David-Maria Sassoli, and Italian MEP from the Group of the Progressive Alliance of Socialists and Democrats, has been chosen to become president of the European Parliament. EPA

However, the ink on the press release was hardly dry before the storm clouds had gathered. Serious questions have arisen over at least three of the five nominees.

As EU foreign affairs nominee, Borrell’s diplomatic skills may, for example, come severely unstuck in negotiating upcoming EU talks between Serbia and Kosovo. That’s because Spain itself – skittish over restive Catalonia – still refuses to recognise Kosovo as a nation.

Lagarde is less problematic. While not ostensibly an economist and with little recent monetary or central bank experience, Lagarde has earned her financial credentials running the International Monetary Fund in impressive fashion for the past eight years, and is a sensible successor to Mario Draghi.

The real trouble is the scandal-ridden von der Leyen. Long a favourite of German chancellor Angela Merkel, the current German minister of defence remains the subject of an ongoing investigation into mismanagement and misspending. She has serious questions to answer, from her reclusive and defensive management style, to ethical issues regarding third party suppliers. She is accused of having a poor grasp of details and has conspicuously failed to use her past five years as minister to make improvements to Germany’s beleaguered armed forces, procurement and defence development.

Michel, the liberal Belgian prime minister, enjoys a credible reputation for coalition building, policy construction and inclusive approaches, all of which will be sorely needed in the new EU Council.

The final shocker was the European Parliament president. Here, surely, an eastern candidate like Bulgarian prime minister Sergei Stanishev could have been installed as the final attempt to institute east-west, large-small balance. Instead, incumbent Antonio Tajani will be replaced by a fellow countryman and former journalist in Sassoli.

Fit for purpose?

Lagarde and von der Leyen together represent at EU level what French president Emmanuel Macron and Merkel have striven to maintain at inter-governmental level: a viable Franco-German partnership fit for the 21st century. But such preponderance comes at a cost: the overwhelming Western European dominance in all five posts.

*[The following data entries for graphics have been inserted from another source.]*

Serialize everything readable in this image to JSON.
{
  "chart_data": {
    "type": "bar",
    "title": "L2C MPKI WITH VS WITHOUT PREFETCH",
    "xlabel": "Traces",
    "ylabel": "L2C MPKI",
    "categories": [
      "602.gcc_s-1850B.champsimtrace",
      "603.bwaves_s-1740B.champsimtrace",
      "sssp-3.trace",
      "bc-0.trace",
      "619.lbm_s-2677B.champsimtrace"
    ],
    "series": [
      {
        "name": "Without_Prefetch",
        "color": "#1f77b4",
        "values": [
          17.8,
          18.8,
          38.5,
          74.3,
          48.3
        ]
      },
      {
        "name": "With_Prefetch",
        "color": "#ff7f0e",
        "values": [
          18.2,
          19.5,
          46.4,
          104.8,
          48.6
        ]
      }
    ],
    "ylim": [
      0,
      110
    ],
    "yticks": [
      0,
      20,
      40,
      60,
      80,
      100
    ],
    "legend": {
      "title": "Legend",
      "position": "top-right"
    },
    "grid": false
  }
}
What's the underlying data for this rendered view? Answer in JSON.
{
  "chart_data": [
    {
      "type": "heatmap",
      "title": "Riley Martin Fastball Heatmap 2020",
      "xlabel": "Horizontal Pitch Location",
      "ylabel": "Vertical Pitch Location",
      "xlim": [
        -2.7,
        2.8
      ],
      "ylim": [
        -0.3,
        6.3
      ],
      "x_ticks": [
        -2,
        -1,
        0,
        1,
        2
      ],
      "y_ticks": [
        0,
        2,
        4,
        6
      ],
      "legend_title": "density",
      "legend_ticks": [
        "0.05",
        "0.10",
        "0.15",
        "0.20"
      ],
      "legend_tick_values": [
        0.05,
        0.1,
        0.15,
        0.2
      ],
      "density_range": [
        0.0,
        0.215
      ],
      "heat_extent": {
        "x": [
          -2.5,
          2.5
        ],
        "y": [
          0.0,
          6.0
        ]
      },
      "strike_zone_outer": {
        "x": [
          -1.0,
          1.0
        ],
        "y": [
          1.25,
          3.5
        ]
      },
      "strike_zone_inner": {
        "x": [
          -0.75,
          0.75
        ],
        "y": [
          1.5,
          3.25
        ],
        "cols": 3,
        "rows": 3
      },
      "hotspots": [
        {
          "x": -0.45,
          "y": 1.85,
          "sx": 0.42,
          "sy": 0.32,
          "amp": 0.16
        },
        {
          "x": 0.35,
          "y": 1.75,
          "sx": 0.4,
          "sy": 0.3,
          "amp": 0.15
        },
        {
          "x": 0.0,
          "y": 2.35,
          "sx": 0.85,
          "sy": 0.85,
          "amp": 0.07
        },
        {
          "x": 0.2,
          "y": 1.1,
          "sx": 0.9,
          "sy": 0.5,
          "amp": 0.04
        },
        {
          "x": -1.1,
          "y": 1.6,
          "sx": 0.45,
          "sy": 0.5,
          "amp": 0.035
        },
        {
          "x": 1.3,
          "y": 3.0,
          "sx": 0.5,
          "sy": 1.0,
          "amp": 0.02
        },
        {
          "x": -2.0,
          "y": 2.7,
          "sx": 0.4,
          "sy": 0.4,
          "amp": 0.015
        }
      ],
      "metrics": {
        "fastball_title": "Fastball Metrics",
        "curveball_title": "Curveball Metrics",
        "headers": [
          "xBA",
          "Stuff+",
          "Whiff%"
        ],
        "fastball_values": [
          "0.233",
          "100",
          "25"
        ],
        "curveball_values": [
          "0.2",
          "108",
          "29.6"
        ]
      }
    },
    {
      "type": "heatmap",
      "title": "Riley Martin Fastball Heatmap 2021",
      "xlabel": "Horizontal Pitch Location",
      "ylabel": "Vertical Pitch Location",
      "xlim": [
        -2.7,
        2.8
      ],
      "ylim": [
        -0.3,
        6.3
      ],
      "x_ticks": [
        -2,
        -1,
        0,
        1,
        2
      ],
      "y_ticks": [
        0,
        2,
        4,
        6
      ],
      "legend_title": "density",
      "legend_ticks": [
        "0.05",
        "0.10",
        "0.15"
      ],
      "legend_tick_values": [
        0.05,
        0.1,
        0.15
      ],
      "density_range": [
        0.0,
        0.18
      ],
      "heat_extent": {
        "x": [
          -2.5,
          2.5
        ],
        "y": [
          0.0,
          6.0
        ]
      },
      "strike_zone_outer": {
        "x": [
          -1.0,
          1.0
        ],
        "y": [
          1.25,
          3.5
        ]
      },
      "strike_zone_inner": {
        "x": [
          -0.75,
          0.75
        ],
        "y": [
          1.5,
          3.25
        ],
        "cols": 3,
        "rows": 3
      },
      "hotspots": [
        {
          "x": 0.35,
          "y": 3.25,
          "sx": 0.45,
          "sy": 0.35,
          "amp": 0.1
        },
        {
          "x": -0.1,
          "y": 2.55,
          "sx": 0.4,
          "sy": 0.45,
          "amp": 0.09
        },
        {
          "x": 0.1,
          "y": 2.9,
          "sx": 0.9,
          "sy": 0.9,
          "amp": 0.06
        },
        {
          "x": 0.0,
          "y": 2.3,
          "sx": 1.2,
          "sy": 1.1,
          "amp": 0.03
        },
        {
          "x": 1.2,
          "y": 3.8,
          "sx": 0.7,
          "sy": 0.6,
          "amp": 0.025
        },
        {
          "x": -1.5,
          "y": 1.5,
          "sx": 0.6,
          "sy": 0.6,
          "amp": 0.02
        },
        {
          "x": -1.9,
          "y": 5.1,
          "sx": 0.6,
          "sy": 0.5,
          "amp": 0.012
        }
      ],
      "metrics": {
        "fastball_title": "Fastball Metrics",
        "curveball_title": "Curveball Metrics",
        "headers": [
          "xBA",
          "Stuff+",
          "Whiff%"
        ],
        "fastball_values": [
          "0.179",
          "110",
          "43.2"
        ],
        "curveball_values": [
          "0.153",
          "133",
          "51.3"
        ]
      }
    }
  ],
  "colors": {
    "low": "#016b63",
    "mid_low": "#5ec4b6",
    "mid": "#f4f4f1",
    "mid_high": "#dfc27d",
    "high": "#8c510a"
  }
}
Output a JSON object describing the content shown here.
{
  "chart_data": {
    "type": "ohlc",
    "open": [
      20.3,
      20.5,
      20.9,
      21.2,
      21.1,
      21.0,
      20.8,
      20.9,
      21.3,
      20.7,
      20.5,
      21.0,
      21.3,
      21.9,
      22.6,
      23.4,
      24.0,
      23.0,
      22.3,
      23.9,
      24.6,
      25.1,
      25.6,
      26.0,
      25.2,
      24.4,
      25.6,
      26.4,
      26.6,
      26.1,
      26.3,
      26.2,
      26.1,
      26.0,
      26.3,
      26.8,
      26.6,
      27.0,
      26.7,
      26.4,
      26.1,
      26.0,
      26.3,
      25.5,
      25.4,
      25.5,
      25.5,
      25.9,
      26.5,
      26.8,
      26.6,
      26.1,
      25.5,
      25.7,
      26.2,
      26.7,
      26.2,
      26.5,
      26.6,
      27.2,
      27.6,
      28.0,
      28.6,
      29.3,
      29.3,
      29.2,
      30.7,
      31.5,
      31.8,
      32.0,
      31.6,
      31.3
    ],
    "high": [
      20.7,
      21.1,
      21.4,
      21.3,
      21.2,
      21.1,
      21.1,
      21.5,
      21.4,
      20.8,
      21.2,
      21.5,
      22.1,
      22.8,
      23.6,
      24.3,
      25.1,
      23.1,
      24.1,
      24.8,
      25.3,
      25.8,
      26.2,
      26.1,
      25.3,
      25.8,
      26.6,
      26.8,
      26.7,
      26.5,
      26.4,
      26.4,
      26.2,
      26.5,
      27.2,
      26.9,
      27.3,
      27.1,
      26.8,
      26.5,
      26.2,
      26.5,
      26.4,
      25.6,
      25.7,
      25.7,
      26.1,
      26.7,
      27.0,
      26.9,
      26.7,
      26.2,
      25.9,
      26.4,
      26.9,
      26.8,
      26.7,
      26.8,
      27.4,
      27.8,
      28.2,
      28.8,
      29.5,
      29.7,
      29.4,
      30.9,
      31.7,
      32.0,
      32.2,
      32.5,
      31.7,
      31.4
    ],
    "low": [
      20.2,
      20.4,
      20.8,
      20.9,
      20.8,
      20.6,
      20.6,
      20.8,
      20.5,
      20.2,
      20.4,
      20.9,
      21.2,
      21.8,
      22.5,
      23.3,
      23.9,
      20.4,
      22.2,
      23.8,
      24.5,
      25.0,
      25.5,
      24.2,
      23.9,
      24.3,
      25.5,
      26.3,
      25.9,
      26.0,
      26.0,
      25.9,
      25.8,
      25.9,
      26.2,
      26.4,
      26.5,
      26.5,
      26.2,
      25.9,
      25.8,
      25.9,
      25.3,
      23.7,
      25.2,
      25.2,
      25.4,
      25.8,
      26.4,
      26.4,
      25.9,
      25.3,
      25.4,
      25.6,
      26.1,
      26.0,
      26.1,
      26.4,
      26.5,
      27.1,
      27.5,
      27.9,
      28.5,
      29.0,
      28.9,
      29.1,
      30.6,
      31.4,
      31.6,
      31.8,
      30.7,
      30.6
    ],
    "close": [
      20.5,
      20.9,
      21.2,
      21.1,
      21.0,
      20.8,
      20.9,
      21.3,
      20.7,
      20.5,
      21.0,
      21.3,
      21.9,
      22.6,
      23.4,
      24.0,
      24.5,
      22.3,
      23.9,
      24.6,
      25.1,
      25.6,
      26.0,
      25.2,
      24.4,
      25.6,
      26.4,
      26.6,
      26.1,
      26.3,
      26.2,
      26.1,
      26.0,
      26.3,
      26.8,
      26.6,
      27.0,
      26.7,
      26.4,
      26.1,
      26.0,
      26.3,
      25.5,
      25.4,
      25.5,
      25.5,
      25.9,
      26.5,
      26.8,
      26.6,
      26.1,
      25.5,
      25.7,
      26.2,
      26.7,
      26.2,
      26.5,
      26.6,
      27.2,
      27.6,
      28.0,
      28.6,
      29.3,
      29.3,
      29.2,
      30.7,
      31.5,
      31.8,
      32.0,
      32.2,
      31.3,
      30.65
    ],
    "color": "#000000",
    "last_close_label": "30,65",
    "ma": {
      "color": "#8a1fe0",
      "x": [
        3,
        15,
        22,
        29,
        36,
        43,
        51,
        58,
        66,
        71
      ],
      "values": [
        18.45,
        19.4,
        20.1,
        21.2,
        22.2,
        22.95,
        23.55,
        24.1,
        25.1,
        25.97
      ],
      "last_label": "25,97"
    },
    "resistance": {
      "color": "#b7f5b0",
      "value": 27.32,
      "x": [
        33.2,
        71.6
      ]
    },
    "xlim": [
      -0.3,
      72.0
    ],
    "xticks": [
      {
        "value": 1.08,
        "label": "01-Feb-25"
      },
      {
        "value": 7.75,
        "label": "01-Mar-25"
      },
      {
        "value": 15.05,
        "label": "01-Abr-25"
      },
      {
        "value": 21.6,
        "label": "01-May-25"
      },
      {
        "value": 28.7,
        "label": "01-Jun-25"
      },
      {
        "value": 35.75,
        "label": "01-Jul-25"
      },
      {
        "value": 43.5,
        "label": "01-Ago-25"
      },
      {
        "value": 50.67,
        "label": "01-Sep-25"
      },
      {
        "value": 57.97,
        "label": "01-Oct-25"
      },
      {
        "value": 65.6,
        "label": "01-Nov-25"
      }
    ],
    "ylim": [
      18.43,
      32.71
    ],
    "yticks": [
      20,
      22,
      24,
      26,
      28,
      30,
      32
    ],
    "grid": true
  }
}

These new leaders have possibly the most challenging tenure since the mid 2000s. They need to reduce the potential for upheaval by dealing with Brexit and the ongoing turbulence of the financial crisis (even now, the ECB is mulling over further quantitative easing). They must manage the EU’s punitive trade policy with both China and the US in addition to pugilistic trans-Atlantic relations, as well as longstanding commitments to dealing humanely with migration and climate change.

To this, they need to add one more: European democracy. The European Parliament election outcome implied that EU citizens are getting fed up with the unclear way in which Brussels operates, and the lengths to which some individuals and institutions go to keep things unclear. The new leaders, committees and policies themselves need to move swiftly to acknowledge that poor procedures open the door to mistrust, cynicism and apathy. The EU can, and must, do better.